The Country Women's Association (CWA), the Foster Care Opportunity Shop and 15-year-old Abbey Fidge have sewn hundreds of masks since Premier Daniel Andrews encouraged regional Victorians to wear them as a precaution during the COVID-19 pandemic.
Masks sewn by the CWA and opportunity shop will be donated to Brophy's foster and kinship families.
Foster Care Ladies Auxiliary treasurer Deirdre Olesen said many foster and kinship carers were aged over 60 and would "be very vulnerable if there were an outbreak here".
"We have sewed over 80 masks in two days with another 100 due to be ready on Wednesday," she said.
"We'll keep sewing until all our carers have masks or until we run out of fabric.
"We have eight members who are helping out now and a few more will come on line this week."
Brophy chief executive officer Francis Broekman said the masks would help slow the spread of COVID-19.
"We can see with Colac how it can spread like wildfire," he said.
"We want to be prepared this time because the alternative is not where we want to be."

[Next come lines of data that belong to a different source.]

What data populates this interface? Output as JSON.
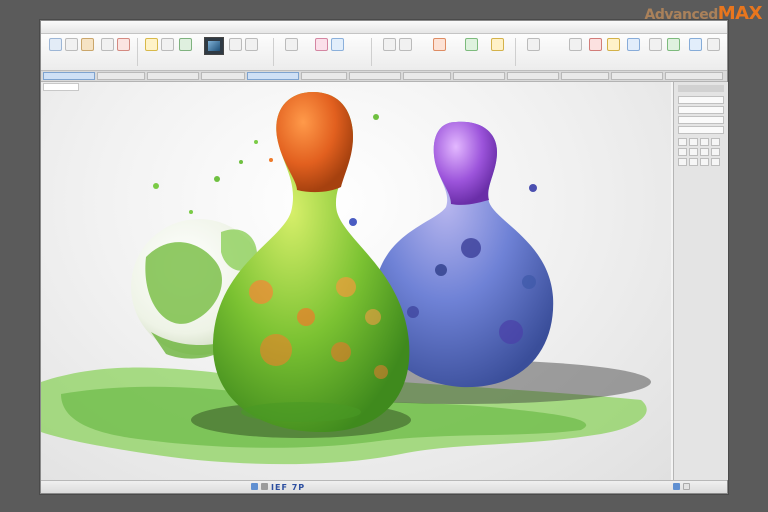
{
  "app": {
    "watermark_prefix": "Advanced",
    "watermark_suffix": "MAX"
  },
  "status": {
    "text": "IEF 7P"
  },
  "colors": {
    "ribbon_accent": "#2b6fd1",
    "warning": "#e0322d",
    "ok": "#37a845",
    "highlight": "#f3c21a"
  },
  "icons": {
    "ribbon": [
      "paint-icon",
      "brush-icon",
      "color-icon",
      "palette-icon",
      "filter-icon",
      "preview-icon",
      "layers-icon",
      "select-icon",
      "crop-icon",
      "render-icon",
      "texture-icon",
      "light-icon",
      "camera-icon",
      "material-icon",
      "grid-icon",
      "export-icon"
    ],
    "status": [
      "zoom-icon",
      "navigate-icon"
    ]
  }
}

Mr Broekman thanked foster care, CWA and Foster Care Auxiliary volunteers.
"We are so fortunate to have these extraordinary gifted community-minded people who have been sewing for many years," he said.
"Not only are they providing this generous service to the community but they are supporting many of our carers practically which helps them to keep on caring for our most vulnerable children.
"During this pandemic, our foster carers have been extraordinary. I am in awe of how they managed the first wave by having to home school their children and support the children's heightened anxieties."
Meanwhile, Abbey Fidge has also been on the sewing machine, making masks for members of the community to purchase for $10.
The teen has been sewing and selling scrunchies through her online business Seaside Scrunchies since 2018, and said sewing masks was the right thing to do given the current circumstances.
"My dad actually told me 'you should start selling masks, they'd go a long way' and I didn't really take the advice on immediately but then I made one and put it on Instagram and I got a few orders," she said.
"Then I put it on Facebook and I got another 20 orders."
Face masks have been selling out at pharmacies around Warrnambool as resident's heed the state government advice to help stop the spread of coronavirus.
The city's fabric providers Lincraft and Spotlight have also reported a surge in sales of fabric and elastic.
Abbey offers free delivery in the Warrnambool area.
"People pick up and I can also post - I've had two posts so far," she said.